On Thursday, Senators Roy Blunt (R-MO), Ben Nelson (D-NE), and others offered Amendment #1520 to ensure Obamacare cannot be used to force health plan issuers or healthcare providers to furnish insurance coverage for drugs, devices, and services contrary to their religious beliefs or moral convictions.  However, Senate Majority Leader Harry Reid, the top Democrat, blocked the amendment.

Leading pro-life groups, including Americans United for Life, are urging support for the Amendment, which could be added to another piece of legislation.

“The Obama Administration continued its unprecedented attack on Americans’ freedom of conscience by refusing to reverse its mandate that nearly all insurance plans must provide full coverage of all Food and Drug Administration (FDA)-approved “contraception,” including the abortion-inducing drug ella,” the organization said in an action alert to its members. “We must urge the Senate to protect Americans’ freedom of conscience by supporting Amendment #1520, which would protect the right to provide, purchase, or enroll in healthcare coverage that is consistent with one’s religious beliefs and moral convictions.”
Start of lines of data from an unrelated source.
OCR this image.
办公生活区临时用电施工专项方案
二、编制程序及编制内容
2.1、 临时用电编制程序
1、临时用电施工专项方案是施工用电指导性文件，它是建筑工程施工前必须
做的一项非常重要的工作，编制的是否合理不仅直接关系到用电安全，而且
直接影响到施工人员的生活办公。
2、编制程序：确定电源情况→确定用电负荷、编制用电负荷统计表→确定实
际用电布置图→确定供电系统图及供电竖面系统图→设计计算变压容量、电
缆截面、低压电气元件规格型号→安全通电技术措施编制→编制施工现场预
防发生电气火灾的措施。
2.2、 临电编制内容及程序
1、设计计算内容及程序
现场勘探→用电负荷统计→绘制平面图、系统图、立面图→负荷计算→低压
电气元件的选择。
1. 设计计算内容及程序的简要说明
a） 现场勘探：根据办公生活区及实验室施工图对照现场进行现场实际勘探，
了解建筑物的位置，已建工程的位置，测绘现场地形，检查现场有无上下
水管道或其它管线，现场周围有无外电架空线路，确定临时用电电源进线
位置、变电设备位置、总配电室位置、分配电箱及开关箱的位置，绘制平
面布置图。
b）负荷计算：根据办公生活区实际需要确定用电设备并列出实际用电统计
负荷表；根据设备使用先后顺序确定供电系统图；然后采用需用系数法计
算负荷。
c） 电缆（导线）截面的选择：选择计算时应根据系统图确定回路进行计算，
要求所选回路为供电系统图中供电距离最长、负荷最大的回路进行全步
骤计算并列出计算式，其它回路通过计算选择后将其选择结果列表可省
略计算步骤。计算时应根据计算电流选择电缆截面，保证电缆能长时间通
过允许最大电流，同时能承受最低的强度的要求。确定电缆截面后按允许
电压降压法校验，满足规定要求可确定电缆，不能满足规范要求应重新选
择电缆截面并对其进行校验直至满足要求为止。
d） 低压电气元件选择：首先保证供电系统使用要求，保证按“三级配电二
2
The U.S. Conference of Catholic Bishops  issued a statement saying Obama’s revised mandate involves “needless government intrusion in the internal governance of religious institutions” and it urged Congress to overturn the rule and promised a potential lawsuit.

Meanwhile, the Republican presidential candidates had been taking verbal swings at Obama for imposing the original mandate on religious employers, which is not popular in the latest public opinion poll and which even some Democrats oppose.
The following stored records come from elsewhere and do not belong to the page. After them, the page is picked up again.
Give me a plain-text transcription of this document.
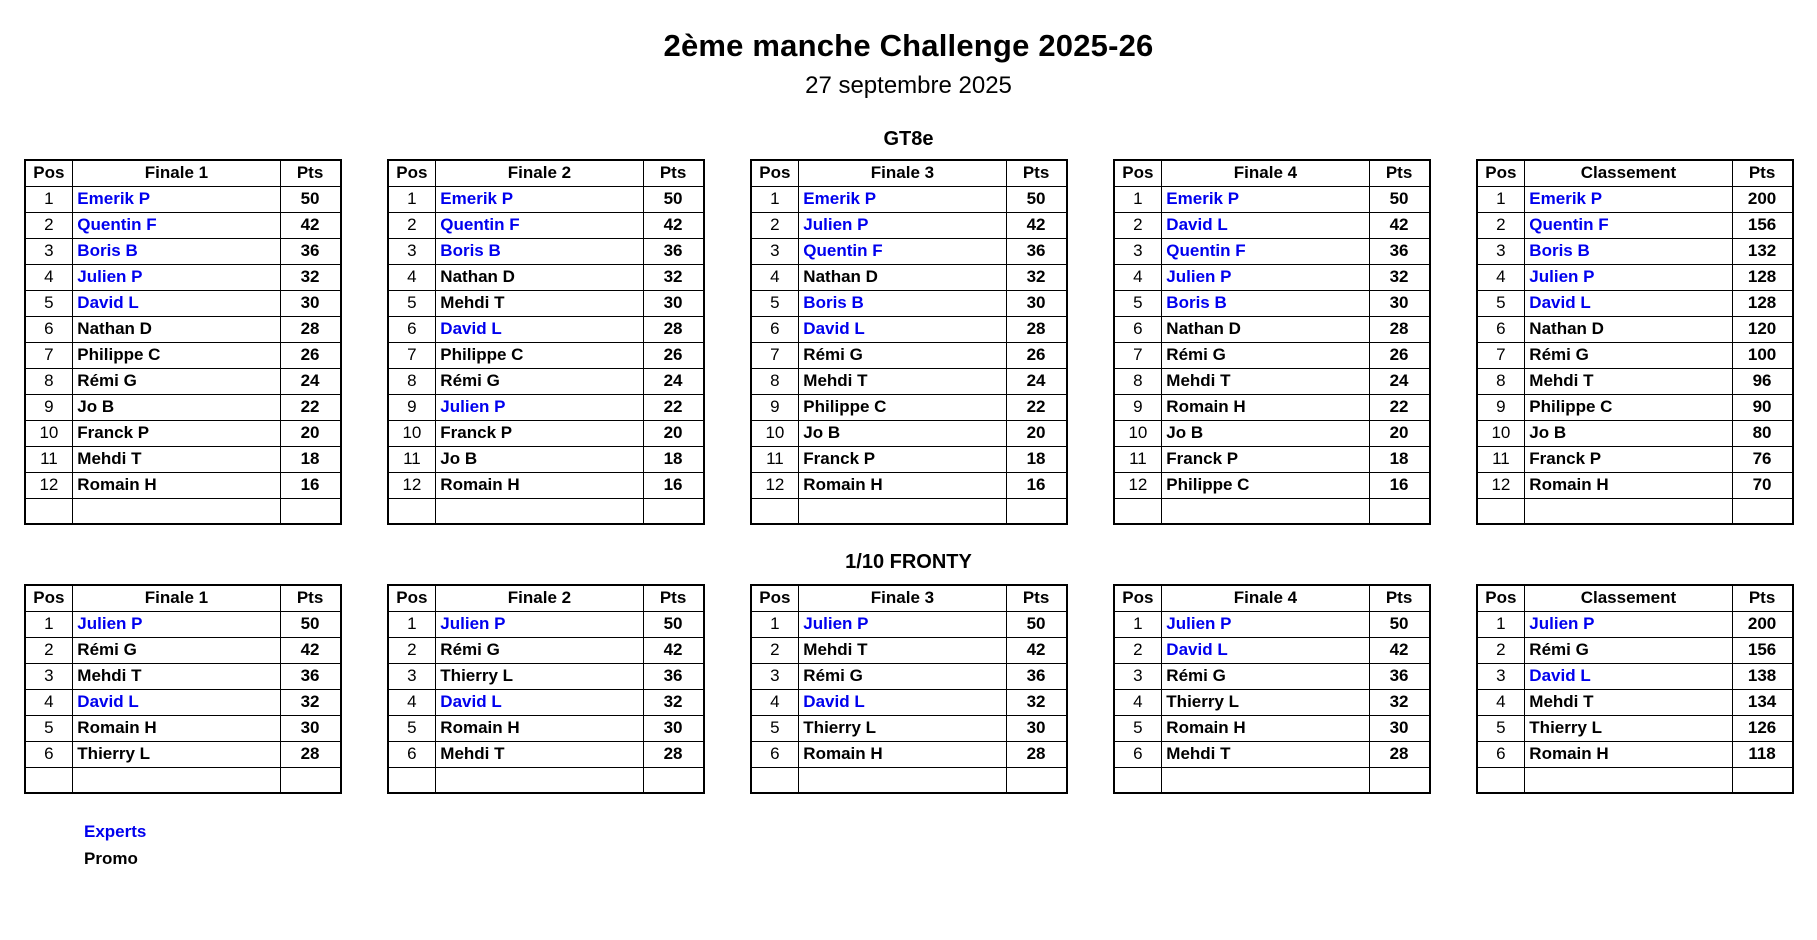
2ème manche Challenge 2025-26
27 septembre 2025
GT8e
Pos	Finale 1	Pts
1	Emerik P	50
2	Quentin F	42
3	Boris B	36
4	Julien P	32
5	David L	30
6	Nathan D	28
7	Philippe C	26
8	Rémi G	24
9	Jo B	22
10	Franck P	20
11	Mehdi T	18
12	Romain H	16

Pos	Finale 2	Pts
1	Emerik P	50
2	Quentin F	42
3	Boris B	36
4	Nathan D	32
5	Mehdi T	30
6	David L	28
7	Philippe C	26
8	Rémi G	24
9	Julien P	22
10	Franck P	20
11	Jo B	18
12	Romain H	16

Pos	Finale 3	Pts
1	Emerik P	50
2	Julien P	42
3	Quentin F	36
4	Nathan D	32
5	Boris B	30
6	David L	28
7	Rémi G	26
8	Mehdi T	24
9	Philippe C	22
10	Jo B	20
11	Franck P	18
12	Romain H	16

Pos	Finale 4	Pts
1	Emerik P	50
2	David L	42
3	Quentin F	36
4	Julien P	32
5	Boris B	30
6	Nathan D	28
7	Rémi G	26
8	Mehdi T	24
9	Romain H	22
10	Jo B	20
11	Franck P	18
12	Philippe C	16

Pos	Classement	Pts
1	Emerik P	200
2	Quentin F	156
3	Boris B	132
4	Julien P	128
5	David L	128
6	Nathan D	120
7	Rémi G	100
8	Mehdi T	96
9	Philippe C	90
10	Jo B	80
11	Franck P	76
12	Romain H	70

1/10 FRONTY
Pos	Finale 1	Pts
1	Julien P	50
2	Rémi G	42
3	Mehdi T	36
4	David L	32
5	Romain H	30
6	Thierry L	28

Pos	Finale 2	Pts
1	Julien P	50
2	Rémi G	42
3	Thierry L	36
4	David L	32
5	Romain H	30
6	Mehdi T	28

Pos	Finale 3	Pts
1	Julien P	50
2	Mehdi T	42
3	Rémi G	36
4	David L	32
5	Thierry L	30
6	Romain H	28

Pos	Finale 4	Pts
1	Julien P	50
2	David L	42
3	Rémi G	36
4	Thierry L	32
5	Romain H	30
6	Mehdi T	28

Pos	Classement	Pts
1	Julien P	200
2	Rémi G	156
3	David L	138
4	Mehdi T	134
5	Thierry L	126
6	Romain H	118

Experts
Promo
Congressman Steve Scalise has led a bipartisan letter with 154 co-signers calling on the Obama Administration to reverse its mandate forcing religious organizations to include drugs that can cause abortion and birth control in the health care plans of their employees.

Bishops across the country have spoken out against the original mandate and are considering a lawsuit against it — with bishops in more than 164 locations across the United States issuing public statements against it or having letters opposing it printed in diocesan newspaper or read from the pulpit.

“We cannot — we will not comply with this unjust law,” said the letter from Bishop Thomas Olmsted of Phoenix. “People of faith cannot be made second-class citizens.”

The original mandate was so egregious that even the normally reliably liberal and pro-abortion USA Today condemned it in an editorial titled, “Contraception mandate violates religious freedom.”

The administration initially approved a recommendation from the Institute of Medicine suggesting that it force insurance companies to pay for birth control and drugs that can cause abortions under the Obamacare government-run health care program.

The IOM recommendation, opposed by pro-life groups, called for the Obama administration to require insurance programs to include birth control — such as the morning after pill or the ella drug that causes an abortion days after conception — in the section of drugs and services insurance plans must cover under “preventative care.” The companies will likely pass the added costs on to consumers, requiring them to pay for birth control and, in some instances, drug-induced abortions of unborn children in their earliest days.

The HHS accepted the IOM guidelines that “require new health insurance plans to cover women’s preventive services” and those services include “FDA-approved contraception methods and contraceptive counseling” — which include birth control drugs like Plan B and ella that can cause abortions. The Health and Human Services Department commissioned the report from the Institute, which advises the federal government and shut out pro-life groups in meetings leading up to the recommendations.